Opinioni & Commenti

Quella strana voglia di fare guerra all’Iraq

DI PIER ANTONIO GRAZIANINon è, l’Iraq, l’ultimo stato al mondo retto a dittatura; non è neppure l’ultimo ad essere sospettato di connivenze con il terrorismo; non il solo, infine, a figurare nella classifica degli stati canaglia stilata a Washington. Connivenze con il terrorismo pare ce ne siano (così hanno detto i saggi consultati dal governo americano) sinanche in Arabia Saudita, il paese del Medio Oriente più amico degli Stati Uniti dopo Israele.E allora? Perché questi venti di guerra contro l’Iraq di Saddam Hussein? La matassa è ingarbugliata. C’è chi vuole spiegare il tutto con la cultura da cow boy di Bush. E qualcosa di vero può anche esserci; non basta tuttavia a spiegare la cosa; dopo tutto, anche i cow boy non è che avessero sempre la mano sul grilletto per farsi giustizia, capitava infatti spesso intervenisse uno sceriffo a far rispettare la legge.

Le interpretazioni che si danno sono altre. Proviamo ad elencarle, almeno le principali: a) il controllo del Golfo quindi del petrolio; b) la convinzione che, una volta scomparso Saddam Hussein, nessuno si azzarderebbe più a aiutare il terrorismo; c) il sostegno alla politica di Sharon, considerando Israele uno dei due pilastri (il secondo sarebbe appunto un Iraq amico) che dovrebbe dare stabilità alla zona, con le buone e se necessario anche con le cattive.

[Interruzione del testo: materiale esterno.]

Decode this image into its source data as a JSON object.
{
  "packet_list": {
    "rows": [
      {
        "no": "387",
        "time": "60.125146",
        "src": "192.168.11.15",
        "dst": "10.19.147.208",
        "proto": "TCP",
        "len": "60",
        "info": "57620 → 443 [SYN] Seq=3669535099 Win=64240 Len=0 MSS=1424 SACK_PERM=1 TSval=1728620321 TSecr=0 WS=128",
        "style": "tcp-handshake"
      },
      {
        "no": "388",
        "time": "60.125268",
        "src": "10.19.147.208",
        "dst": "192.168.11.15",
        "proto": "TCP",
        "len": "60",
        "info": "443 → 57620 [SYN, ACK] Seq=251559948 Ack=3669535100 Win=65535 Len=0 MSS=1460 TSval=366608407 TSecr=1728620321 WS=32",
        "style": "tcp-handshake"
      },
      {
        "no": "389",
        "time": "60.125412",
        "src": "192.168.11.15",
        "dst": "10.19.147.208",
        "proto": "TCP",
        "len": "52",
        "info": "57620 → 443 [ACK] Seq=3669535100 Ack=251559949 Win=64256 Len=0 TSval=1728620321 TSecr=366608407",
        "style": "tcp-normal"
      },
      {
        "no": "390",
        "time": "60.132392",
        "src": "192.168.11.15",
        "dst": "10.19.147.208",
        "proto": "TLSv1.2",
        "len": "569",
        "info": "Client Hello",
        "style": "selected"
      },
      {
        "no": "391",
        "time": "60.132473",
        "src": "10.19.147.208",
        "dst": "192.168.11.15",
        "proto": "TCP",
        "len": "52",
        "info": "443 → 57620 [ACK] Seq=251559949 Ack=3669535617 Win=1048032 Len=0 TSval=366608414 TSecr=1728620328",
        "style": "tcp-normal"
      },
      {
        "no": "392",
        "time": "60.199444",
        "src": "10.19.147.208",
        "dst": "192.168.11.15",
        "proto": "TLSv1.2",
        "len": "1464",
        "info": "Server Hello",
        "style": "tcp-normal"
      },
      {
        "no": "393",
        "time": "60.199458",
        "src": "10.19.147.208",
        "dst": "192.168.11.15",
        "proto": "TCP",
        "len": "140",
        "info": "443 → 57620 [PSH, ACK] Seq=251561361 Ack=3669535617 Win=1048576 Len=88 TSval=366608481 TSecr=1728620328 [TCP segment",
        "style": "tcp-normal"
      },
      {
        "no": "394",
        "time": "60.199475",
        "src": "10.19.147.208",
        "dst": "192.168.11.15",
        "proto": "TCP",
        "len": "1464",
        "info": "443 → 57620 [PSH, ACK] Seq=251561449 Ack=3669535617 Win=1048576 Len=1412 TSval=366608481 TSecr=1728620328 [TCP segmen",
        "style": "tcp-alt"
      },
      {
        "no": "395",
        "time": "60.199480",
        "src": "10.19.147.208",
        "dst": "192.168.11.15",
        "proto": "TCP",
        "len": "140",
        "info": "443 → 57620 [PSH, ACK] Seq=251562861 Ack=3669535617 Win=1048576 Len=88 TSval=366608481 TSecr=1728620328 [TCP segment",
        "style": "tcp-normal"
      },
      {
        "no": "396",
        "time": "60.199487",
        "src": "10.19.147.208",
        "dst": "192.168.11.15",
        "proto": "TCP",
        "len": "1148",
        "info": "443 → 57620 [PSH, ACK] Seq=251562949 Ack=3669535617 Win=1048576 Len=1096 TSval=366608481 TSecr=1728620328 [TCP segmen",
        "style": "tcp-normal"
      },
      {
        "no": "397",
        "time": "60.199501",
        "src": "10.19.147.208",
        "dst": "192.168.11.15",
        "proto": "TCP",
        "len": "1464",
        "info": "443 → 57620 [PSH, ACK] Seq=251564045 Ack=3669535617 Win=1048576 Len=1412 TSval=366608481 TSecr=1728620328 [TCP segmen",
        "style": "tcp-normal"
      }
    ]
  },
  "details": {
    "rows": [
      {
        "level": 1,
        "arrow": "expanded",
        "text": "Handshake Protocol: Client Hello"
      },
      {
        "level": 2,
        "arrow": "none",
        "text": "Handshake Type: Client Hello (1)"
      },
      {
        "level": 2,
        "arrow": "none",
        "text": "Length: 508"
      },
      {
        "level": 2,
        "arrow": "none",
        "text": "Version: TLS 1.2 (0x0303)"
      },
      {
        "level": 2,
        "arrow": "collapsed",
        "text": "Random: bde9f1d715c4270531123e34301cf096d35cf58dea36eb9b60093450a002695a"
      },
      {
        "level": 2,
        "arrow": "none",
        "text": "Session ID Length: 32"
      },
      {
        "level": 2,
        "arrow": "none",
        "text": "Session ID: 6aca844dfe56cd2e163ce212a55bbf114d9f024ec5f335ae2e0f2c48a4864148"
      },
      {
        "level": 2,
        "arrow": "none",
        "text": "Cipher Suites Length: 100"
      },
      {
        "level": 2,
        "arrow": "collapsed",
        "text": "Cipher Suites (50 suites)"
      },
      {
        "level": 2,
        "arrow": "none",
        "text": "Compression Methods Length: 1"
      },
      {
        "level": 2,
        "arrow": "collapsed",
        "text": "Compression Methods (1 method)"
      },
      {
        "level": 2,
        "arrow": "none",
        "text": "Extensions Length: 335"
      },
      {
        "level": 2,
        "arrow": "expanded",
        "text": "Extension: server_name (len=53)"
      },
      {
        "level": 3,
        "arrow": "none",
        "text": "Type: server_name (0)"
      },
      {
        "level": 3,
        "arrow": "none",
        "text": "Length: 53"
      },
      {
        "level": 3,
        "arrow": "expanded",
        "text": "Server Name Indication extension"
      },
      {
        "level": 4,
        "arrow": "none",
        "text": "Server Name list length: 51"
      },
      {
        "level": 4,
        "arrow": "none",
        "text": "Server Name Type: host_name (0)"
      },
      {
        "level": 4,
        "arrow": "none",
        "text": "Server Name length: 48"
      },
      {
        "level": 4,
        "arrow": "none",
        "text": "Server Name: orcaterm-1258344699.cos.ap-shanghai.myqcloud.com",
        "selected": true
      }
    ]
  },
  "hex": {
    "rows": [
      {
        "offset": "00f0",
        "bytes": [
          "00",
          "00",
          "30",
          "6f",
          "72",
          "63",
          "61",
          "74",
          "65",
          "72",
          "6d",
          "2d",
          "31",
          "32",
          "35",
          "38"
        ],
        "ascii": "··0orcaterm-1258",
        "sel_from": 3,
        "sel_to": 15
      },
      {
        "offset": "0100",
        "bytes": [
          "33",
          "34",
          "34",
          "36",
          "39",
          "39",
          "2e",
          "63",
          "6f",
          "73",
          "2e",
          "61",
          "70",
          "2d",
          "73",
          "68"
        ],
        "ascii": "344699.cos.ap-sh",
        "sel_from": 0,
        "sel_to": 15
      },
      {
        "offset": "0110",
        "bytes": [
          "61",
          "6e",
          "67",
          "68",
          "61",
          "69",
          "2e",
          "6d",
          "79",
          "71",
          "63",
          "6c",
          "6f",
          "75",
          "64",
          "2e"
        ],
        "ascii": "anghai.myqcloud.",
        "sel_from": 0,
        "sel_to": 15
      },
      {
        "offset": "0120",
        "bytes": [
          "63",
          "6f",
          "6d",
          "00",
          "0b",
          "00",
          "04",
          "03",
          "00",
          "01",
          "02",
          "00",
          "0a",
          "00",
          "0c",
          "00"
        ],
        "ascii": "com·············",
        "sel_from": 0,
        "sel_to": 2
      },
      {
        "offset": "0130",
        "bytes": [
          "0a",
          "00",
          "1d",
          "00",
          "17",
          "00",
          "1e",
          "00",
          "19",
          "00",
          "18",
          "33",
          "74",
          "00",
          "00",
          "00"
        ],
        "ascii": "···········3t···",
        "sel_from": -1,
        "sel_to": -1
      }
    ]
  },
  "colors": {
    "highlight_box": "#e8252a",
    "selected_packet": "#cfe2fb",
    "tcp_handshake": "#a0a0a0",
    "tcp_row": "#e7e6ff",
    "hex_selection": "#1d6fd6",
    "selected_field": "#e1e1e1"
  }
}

Il petrolio. È la partita più complessa. Proviamo a vedere perché. La recente intesa Nato-Russia, con quest’ultima che entra se non nel salotto buono della alleanza, certamente lì accanto, avrebbe anche lo scopo, in materia di approvvigionamenti petroliferi, di sostituire la dipendenza americana e occidentale dal Golfo con i pozzi siberiani. Ma la Russia «quasi nordatlantica» annuncia un accordo commerciale proprio con l’Iraq complicando le cose a Bush. Sicché, ancorché «quasi nordatlantica», la Russia avrebbe così più di un problema a girarsi dall’altra parte in caso di attacco americano a Bagdad. Ci rimetterebbe dopo tutto anche l’importanza strategica dei suoi pozzi siberiani.

Ma è il terrorismo il nemico che giustificherebbe una iniziativa americana di guerra anche senza il consenso dell’Onu ed anche senza il sostegno degli alleati occidentali. Il terrorismo è tuttavia materia tanto volatile da poter resistere alle guerre contro gli stati che lo coprono, o lo coprirebbero. L’Afghanistan lo conferma, e lo stesso attentato alle due torri di New York, che ha colpito l’umanità e offeso l’orgoglio americano, dice dopo tutto che le difese dei grandi apparati e anche delle più sviluppate tecnologie possono far cilecca. Saddam ha le armi batteriologiche e chimiche? Può darsi, ma se il possesso di queste in mano a regimi autoritari (e qualche volta anche democratici, nel senso che lì si vota) dovesse essere motivo sufficiente per iniziative belliche, la litania dolorosa non potrebbe fermarsi a Bagdad.

Che sia Sharon interessato alla partita è un’altra conferma della pericolosità dell’operazione. La questione Israelo-palestinese peserebbe ancor più negativamente, non foss’altro, sui governi arabi moderati che devono sostenere, e lo fanno anche con metodi non esattamente liberali, il loro stare, o dover stare alla finestra. La somma di Israele di Sharon e di un Iraq liberato da Saddam non farebbero per forza sicurezza, in Medio Oriente e altrove. È anzi probabile che il terrorismo troverebbe nei dintorni un terreno di coltura ancor più promettente dell’attuale. L’Islam infatti, giusto o sbagliato che sia, avverte sulla sua pelle un pericolo da Occidente; non sarebbe pertanto né saggio né giusto alimentargli questa convinzione.

Ultimo ma non per importanza è come l’Onu esca sempre più di scena dopo essere stato deputato a decidere interventi militari per giustificato motivo anche contro Saddam. In sua vece, si profilano le conseguenze di una dottrina pericolosa che autorizza l’intervento senza autorizzazione internazionale laddove, mancando i requisiti liberali, si potrebbe annidare il terrorismo.